Scottish Government calls for alternative to ‘unacceptable’ Internal Market Bill


An alternative arrangement to the UK Government’s internal market plan for the UK post Brexit is being proposed by ministers at Holyrood.

Scottish Constitution Secretary Mike Russell will use a meeting between the UK Government and the devolved administrations to press for “common frameworks” to instead take the place of the controversial legislation.

The Scottish Government has already pledged to fight “tooth and nail” against the UK Government’s Internal Market Bill, claiming it amounts to a Westminster “power grab”.

In contrast, Cabinet Office minister Michael Gove has insisted the measures will provide a “power surge” to Holyrood.

Mr Russell said the Scottish Government’s alternative plan, for common frameworks to be used as a basis for internal market regulations once the Brexit transition period comes to an end, was “based on the idea of partnership and agreement rather than imposition”.

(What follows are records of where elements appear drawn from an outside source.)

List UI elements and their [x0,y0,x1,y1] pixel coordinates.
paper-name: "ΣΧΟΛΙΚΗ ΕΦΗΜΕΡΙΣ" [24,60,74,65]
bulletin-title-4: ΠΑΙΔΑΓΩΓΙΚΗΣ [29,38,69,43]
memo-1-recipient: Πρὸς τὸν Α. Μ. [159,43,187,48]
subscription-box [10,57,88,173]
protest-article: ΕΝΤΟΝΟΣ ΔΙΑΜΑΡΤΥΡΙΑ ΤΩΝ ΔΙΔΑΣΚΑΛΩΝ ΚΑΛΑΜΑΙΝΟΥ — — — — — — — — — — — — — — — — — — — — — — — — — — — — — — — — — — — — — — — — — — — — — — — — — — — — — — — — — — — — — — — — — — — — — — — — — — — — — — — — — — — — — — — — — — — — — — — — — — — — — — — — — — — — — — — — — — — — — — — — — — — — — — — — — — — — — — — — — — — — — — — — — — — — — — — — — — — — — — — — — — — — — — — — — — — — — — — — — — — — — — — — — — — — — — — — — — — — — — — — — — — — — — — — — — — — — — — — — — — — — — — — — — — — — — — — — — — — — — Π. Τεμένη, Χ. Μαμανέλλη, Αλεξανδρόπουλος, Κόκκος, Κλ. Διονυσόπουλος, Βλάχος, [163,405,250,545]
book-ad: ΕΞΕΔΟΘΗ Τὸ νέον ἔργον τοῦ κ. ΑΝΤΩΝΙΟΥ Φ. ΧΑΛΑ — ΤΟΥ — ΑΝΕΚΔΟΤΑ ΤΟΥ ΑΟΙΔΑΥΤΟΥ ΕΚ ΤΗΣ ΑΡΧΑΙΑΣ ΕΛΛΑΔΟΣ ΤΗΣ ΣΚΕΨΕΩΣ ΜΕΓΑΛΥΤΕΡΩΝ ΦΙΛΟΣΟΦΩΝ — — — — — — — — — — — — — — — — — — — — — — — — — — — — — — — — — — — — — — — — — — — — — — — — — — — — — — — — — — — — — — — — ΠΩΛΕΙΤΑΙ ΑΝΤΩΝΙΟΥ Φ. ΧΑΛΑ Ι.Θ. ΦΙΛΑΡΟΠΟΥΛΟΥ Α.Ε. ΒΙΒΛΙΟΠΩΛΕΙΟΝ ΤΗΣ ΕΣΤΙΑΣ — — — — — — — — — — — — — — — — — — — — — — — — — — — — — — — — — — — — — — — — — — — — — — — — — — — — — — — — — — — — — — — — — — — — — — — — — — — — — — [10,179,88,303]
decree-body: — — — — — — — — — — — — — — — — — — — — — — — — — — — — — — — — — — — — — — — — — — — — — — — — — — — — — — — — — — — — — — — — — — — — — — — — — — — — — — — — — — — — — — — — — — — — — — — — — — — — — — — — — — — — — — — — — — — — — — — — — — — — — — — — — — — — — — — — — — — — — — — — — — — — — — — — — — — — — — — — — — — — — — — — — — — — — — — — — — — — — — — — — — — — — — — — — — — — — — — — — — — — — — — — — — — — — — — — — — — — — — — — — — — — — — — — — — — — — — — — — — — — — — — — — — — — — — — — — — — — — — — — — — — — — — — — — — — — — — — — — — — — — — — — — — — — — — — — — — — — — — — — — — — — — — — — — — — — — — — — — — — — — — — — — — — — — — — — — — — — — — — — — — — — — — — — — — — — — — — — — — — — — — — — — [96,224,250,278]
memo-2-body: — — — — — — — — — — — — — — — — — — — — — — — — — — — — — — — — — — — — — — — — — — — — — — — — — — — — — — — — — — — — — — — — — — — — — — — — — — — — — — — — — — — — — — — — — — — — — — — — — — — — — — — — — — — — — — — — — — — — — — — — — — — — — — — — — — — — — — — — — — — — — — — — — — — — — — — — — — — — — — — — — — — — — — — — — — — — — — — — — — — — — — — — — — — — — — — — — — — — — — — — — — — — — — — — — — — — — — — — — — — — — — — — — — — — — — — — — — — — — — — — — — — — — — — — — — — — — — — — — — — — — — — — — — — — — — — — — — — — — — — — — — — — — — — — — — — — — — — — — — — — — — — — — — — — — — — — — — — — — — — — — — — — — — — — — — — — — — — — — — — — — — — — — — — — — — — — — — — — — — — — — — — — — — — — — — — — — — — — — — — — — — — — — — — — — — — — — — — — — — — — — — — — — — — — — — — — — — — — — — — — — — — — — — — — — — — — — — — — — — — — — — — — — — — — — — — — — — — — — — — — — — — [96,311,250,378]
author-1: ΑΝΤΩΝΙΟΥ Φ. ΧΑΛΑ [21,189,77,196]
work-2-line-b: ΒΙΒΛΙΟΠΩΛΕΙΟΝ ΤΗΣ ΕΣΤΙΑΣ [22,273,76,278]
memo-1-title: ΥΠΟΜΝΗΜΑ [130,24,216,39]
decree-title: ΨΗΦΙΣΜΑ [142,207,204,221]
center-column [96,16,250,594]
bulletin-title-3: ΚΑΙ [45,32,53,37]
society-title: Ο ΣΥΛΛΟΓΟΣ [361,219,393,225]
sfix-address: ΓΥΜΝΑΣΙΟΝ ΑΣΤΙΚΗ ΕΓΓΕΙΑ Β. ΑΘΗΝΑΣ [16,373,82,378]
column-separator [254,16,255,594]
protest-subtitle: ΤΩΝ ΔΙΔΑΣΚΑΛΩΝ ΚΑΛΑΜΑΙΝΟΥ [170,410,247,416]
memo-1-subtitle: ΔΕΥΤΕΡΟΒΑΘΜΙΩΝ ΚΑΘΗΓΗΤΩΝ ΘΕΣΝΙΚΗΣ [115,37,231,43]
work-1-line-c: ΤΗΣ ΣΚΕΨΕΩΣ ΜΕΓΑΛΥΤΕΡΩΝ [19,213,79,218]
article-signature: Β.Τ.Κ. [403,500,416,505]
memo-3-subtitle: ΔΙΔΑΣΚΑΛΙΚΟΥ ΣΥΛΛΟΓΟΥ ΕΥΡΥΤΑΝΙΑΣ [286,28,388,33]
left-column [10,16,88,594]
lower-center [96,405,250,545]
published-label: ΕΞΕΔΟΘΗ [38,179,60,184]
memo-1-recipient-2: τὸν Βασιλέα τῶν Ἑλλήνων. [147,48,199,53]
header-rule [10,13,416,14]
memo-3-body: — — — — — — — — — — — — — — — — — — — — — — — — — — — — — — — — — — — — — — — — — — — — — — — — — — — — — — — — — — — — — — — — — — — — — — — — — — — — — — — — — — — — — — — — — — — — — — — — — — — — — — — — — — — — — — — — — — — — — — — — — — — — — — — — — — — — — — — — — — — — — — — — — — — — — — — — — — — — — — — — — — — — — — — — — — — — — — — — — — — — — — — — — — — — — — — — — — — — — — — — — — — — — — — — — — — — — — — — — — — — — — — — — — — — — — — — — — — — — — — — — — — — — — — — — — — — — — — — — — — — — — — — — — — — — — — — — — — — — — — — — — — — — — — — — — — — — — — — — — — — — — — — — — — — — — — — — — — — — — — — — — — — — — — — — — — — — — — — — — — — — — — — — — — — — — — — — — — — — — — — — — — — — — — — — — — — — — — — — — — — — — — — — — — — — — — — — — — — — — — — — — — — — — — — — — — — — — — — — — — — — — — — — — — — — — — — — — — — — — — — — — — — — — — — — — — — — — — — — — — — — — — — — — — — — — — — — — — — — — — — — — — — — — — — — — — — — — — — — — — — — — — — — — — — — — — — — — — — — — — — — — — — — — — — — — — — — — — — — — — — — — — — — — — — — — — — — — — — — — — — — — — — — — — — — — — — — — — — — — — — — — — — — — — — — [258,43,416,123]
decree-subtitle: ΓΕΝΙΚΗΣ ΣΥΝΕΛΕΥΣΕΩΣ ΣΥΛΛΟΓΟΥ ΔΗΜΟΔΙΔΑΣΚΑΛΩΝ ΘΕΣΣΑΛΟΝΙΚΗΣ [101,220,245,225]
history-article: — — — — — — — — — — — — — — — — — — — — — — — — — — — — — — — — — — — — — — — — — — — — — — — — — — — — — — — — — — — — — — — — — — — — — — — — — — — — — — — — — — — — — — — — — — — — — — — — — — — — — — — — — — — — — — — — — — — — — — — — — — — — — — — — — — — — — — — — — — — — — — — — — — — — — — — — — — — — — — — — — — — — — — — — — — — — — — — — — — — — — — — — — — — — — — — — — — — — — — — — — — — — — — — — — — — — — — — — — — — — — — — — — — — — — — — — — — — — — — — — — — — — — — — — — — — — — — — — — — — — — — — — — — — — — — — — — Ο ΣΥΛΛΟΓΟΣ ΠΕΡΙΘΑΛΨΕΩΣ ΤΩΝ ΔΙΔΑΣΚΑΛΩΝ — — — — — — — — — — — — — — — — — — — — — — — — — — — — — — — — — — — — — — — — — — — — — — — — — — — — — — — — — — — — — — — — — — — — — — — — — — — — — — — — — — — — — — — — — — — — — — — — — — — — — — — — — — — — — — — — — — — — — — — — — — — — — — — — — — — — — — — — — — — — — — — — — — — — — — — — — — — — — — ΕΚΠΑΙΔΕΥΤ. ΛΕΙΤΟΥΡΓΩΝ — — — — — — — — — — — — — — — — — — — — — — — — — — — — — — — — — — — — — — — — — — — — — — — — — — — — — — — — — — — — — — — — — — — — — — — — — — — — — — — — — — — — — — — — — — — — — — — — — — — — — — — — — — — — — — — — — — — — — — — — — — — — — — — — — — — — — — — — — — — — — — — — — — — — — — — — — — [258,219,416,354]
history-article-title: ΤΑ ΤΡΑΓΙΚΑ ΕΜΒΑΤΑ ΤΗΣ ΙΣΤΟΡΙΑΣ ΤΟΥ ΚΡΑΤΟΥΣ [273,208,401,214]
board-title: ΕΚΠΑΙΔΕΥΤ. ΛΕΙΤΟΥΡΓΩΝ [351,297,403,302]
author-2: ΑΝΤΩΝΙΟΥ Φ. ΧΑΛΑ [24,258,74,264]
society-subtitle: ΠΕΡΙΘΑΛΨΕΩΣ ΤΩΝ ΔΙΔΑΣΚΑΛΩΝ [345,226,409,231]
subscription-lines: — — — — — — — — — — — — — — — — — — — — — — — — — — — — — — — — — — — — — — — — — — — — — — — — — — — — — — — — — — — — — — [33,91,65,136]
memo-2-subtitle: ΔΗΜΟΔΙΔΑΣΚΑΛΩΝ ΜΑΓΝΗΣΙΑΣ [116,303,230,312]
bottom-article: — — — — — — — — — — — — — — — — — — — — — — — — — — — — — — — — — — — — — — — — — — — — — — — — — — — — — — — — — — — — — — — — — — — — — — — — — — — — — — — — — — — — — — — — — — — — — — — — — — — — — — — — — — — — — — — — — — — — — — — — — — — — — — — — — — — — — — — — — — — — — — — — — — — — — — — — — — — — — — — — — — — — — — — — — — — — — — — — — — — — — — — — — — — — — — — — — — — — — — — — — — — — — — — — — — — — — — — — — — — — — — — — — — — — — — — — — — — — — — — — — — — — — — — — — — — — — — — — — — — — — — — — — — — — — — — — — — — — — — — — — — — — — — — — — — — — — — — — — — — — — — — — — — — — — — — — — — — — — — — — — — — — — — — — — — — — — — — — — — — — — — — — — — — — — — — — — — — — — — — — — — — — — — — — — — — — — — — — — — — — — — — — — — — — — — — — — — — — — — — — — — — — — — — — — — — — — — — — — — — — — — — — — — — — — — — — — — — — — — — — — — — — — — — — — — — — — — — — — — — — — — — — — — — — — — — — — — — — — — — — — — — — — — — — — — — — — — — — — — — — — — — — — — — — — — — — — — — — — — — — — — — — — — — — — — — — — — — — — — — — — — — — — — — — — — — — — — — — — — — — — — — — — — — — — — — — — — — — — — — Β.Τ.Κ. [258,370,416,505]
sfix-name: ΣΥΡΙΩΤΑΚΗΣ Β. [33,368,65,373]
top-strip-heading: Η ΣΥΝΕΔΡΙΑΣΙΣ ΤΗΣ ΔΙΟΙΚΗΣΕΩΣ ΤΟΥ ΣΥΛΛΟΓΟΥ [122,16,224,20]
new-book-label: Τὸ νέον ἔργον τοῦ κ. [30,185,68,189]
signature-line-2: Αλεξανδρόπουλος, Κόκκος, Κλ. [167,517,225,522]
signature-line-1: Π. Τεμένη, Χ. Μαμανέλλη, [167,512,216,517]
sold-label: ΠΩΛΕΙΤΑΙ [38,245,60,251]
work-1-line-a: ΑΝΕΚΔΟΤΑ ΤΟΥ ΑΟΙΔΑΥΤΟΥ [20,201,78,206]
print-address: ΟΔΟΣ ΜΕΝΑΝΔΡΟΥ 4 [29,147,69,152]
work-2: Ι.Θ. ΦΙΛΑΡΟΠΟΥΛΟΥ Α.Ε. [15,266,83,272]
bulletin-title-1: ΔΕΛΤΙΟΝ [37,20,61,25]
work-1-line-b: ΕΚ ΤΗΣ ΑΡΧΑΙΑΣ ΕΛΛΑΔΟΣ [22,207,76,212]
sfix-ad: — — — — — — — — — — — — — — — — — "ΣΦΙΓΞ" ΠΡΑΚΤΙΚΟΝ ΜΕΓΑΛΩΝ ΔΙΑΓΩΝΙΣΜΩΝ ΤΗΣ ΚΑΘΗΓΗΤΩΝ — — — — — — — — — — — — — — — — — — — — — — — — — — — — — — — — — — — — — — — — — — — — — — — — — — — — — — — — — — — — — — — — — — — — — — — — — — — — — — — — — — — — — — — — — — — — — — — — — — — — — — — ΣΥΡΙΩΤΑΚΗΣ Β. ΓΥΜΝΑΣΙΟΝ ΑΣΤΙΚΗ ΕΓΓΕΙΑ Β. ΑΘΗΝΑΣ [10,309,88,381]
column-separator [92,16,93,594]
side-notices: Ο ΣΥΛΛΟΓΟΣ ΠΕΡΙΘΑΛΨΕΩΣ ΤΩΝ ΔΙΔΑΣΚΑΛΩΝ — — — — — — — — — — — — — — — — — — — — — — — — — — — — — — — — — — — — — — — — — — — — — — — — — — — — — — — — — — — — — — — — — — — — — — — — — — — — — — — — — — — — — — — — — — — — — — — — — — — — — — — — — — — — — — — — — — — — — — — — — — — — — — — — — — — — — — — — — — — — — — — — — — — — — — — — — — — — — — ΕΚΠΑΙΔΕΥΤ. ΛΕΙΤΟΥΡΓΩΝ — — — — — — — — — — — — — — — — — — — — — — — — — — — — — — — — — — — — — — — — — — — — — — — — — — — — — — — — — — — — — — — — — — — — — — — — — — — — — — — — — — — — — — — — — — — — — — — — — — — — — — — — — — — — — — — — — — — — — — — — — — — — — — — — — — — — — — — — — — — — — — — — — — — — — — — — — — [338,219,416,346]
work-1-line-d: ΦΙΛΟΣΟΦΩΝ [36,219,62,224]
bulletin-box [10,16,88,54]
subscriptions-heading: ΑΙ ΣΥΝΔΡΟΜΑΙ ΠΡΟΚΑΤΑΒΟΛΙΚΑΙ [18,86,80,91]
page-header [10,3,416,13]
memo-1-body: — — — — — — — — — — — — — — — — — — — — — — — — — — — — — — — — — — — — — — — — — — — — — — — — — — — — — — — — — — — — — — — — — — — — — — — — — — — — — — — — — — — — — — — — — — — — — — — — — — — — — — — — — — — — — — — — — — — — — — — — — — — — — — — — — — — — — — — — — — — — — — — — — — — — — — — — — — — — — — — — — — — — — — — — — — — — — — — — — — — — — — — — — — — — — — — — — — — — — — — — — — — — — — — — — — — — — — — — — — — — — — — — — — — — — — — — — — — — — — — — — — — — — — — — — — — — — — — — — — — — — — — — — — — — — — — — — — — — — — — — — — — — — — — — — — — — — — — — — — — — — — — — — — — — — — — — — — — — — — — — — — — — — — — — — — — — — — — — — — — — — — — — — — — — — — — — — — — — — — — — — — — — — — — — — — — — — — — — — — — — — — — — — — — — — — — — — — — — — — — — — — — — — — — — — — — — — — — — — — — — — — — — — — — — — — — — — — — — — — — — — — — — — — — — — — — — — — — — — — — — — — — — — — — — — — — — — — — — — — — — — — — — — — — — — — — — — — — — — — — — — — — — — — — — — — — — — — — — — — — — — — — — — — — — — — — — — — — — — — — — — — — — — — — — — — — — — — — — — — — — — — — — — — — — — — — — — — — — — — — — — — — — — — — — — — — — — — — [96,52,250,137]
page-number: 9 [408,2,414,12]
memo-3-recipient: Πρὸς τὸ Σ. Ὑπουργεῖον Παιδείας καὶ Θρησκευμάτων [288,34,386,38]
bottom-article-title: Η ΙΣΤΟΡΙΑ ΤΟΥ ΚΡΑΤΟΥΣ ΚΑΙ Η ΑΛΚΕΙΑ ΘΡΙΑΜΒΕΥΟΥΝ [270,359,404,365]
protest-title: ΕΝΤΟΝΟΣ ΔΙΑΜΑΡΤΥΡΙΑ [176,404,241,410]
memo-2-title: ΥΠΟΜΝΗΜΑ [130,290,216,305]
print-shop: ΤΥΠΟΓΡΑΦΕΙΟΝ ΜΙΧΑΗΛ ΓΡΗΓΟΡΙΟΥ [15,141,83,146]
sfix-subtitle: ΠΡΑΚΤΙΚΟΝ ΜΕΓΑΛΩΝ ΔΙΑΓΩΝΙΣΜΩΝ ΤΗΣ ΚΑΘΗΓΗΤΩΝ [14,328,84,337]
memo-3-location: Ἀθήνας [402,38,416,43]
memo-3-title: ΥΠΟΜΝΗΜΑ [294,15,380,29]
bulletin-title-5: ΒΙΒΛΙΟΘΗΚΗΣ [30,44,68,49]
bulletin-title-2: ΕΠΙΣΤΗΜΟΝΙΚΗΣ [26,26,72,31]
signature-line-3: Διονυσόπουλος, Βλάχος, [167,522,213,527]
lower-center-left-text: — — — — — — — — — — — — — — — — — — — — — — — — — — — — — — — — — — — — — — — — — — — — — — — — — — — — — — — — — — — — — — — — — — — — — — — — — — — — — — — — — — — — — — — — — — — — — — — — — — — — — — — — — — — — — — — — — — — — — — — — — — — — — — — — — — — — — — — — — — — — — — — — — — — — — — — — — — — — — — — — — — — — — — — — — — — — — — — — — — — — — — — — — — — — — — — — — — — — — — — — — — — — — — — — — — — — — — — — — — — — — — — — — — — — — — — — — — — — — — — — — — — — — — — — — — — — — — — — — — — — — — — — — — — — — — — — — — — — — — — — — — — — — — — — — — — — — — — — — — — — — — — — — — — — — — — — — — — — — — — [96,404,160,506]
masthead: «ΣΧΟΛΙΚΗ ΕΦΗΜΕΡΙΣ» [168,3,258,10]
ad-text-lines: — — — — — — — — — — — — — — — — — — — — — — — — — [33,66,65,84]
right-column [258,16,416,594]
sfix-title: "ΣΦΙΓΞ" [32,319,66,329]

He added that “good progress” had been made on this “which shows that the UK Government’s internal market proposals are unnecessary”

Mr Russell, speaking ahead of a meeting of the Joint Ministerial Committee on EU Negotiations (JMC EN), said: “I want to see the four administrations working through and agreeing common frameworks – with good will and commitment this can be achieved.

“I hope that UK ministers can agree to this approach and work with us to implement common frameworks during what remains of the transition period and, where necessary, into 2021.

“In doing so, it will mean the UK Government can abandon their unacceptable internal market plans which would effectively impose standards in devolved policy areas regardless of the wishes of the people of Scotland and laws passed by the Scottish Parliament.”

A UK Government spokeswoman said: “The devolved administration in Scotland walked away from work on the UK internal market in Spring 2019, furthermore, in spite of offers, we were looking at only a handful of frameworks being completed by the end of the transition period, which would be insufficient to protect jobs and companies in the UK.

“Our proposals will ensure the continued free flow of goods and services across every part of the UK, while respecting devolution.

“Many Scottish businesses depend on trade with other parts of the UK – worth more than £50 billion a year and accounting for more than 60% of all exports.

“Our proposals to safeguard the UK internal market are complementary to our ongoing work to develop UK-wide frameworks. It is disappointing that the devolved administration have been slow to engage in this work.”